18. A mitogenic composition comprising a mitogen according to any previous claim, and/or comprising conditioned medium according to any previous claim.

19. A method for the preparation of a mitogenic composition comprising

(i) providing a suitable diluent

(ii) adding a mitogen and/or conditioned medium according to any previous claim thereto.

20. A method for modulating the mitogenic effect of a first mitogen comprising adding a suitable amount of a second mitogen according to any previous claim.

21. A method for augmenting the mitogenic effect of a factor selected from GM- CSF, LIF, EGF, FGF, IGF-1, FGF-8, thrombopoietin or neurotrophin-3, comprising adding an augmenting amount of a mitogen according to any previous claim.

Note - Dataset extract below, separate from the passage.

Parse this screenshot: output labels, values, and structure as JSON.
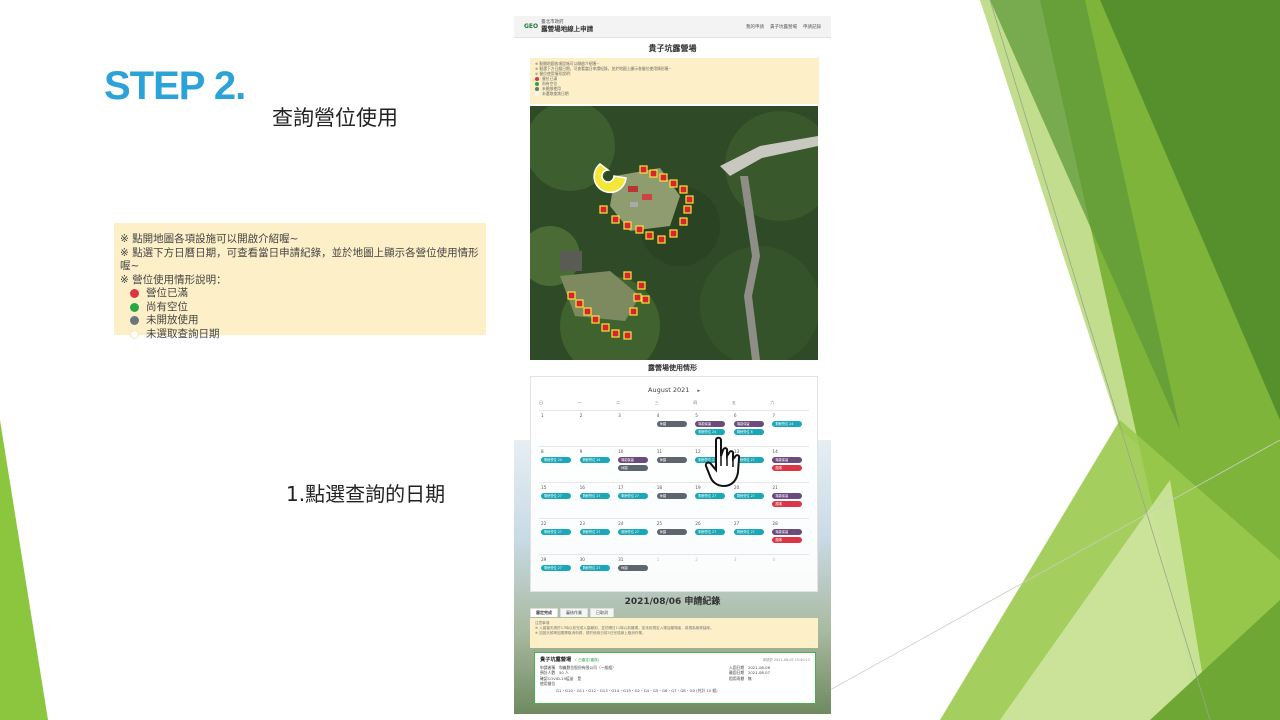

22. A method for propagating a cell, said method comprising incubating said cell in a medium comprising a mitogen according to any previous claim.

23. A method for potentiating neural cell growth as shown in the accompanying drawings comprising the use of a mitogen according to the invention as described herein.

24. Use of a mitogen according to any previous claim to selectively potentiate the proliferation of progenitor cells that give rise to an increase in neurons.

25. A method of increasing the proportion of neurons developing from a population of neural stem cells, said method comprising contacting said population of neural stem cells with a mitogen according to any previous claim.